For a deeper understanding of the topic, some more details about the glycolization profiles are provided below. This is no preliminary for the thesis.

Background

  • Glycans (sugar molecules) can be attached to proteins, and the resulting glycoproteins occur naturally in human blood. In NMR spectra of blood serum, this will result in responses at several different spectral regions, e.g., one for glycans, one for the proteins; and these are separate from, e.g., the one for lipids.

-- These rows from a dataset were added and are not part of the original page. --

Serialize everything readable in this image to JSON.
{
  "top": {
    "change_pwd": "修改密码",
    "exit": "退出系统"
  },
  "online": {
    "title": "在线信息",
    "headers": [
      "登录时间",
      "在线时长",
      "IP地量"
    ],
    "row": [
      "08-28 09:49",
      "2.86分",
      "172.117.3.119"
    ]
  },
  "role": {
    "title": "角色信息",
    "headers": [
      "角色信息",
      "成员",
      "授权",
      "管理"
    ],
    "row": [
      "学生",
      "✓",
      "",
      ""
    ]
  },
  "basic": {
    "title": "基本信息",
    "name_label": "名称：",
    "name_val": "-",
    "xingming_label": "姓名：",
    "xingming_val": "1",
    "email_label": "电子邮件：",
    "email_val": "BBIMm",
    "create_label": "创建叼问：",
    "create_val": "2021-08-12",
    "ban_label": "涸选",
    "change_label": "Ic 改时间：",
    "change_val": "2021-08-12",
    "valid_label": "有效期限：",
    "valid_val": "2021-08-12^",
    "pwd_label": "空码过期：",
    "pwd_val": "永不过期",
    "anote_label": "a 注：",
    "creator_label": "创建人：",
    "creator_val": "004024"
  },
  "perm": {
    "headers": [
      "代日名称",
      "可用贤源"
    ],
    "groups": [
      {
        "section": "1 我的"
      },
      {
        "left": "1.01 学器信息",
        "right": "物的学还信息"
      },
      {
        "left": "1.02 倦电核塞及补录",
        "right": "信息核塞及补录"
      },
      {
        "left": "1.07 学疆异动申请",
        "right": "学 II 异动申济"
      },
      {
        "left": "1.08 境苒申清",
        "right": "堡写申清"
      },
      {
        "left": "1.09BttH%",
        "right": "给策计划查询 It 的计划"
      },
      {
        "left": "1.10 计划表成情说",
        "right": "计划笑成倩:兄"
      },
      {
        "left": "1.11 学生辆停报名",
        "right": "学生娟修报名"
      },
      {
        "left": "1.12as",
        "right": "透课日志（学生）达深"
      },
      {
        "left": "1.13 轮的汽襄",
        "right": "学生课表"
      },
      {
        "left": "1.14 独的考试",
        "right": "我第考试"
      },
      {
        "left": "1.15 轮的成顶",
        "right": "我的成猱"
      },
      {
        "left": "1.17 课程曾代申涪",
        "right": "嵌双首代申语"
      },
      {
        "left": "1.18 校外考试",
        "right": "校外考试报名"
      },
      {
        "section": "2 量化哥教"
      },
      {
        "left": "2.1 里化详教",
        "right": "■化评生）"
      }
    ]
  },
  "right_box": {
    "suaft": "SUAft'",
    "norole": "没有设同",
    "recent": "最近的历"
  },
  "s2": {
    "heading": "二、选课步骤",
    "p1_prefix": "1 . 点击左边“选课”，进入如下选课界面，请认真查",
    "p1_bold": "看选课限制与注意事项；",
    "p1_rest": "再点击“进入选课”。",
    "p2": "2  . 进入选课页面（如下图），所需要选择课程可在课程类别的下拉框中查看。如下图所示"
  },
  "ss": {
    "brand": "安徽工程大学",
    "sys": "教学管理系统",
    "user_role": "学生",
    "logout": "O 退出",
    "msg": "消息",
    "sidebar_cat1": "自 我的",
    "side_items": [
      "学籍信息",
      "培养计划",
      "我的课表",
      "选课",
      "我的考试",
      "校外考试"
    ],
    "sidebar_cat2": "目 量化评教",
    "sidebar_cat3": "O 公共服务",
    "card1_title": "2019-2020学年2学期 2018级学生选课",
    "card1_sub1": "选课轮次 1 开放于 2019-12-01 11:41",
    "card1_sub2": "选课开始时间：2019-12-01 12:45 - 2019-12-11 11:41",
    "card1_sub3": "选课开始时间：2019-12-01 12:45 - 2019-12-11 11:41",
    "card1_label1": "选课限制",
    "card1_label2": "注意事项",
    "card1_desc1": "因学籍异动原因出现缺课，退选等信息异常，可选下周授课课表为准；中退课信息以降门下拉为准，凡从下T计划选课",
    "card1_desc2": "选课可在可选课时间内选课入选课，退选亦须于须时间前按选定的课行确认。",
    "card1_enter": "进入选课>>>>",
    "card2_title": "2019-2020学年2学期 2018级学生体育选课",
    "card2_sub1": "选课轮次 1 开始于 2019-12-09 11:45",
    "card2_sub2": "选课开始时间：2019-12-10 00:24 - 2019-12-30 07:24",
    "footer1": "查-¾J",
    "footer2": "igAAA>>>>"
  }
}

  • The (co-)occurrences / amounts of glycans are assumed to be indicative of specific disease stages (these are modulated in various pathological processes, e.g. produced as part of reaction to inflammation). The same holds for lipids, but their exact individual spectra are unknown.
  • The NMR spectrum builds up as follows:
    • Spectra of different, non-interacting molecules simply add up as a linear sum, with the weight being the percentage of the molecules in the serum.
    • Proteins, glycans, and lipids each have their own specific region of a spectrum.
    • The spectrum of a glycoprotein is also simply the sum of (1) the spectrum of its protein (approximately unchanged compared to the protein isolated) and the (2) modified glycan spectra.
    • The spectrum response of a glycan when bound to a protein changes due to 2 factors compared to the spectrum response of an isolated glycan without protein:
      • (Known) The protein: The proteins dampen the NMR response of the attached glycan. In the frequency domain, this reduces the response exponentially according to some exp(-Rt) by known protein- and frequency-specific dampening factor R. After Fourier transform, i.e., in the typical NMR spectra representation, this causes the glycan peaks to be broadened, such that individual peaks overlap more.
        Here, as well, the position of the peaks is assumed to remain at (approximately) the same position.
        -> Code is available to conduct this transformation.
      • (Unknown) The sugars: Since a different part of the molecule is excited during NMR measurement of the attached glycan compared to the isolated glycan, some positions in the spectrum response (corresponding to different atoms in the glycan molecule) are reduced, others are emphasized.
        The position of peaks, however, is assumed to stay approximately the same; just the intensity is altered. Thus, one should be able to model this simply by multiplication with frequency-specific weights.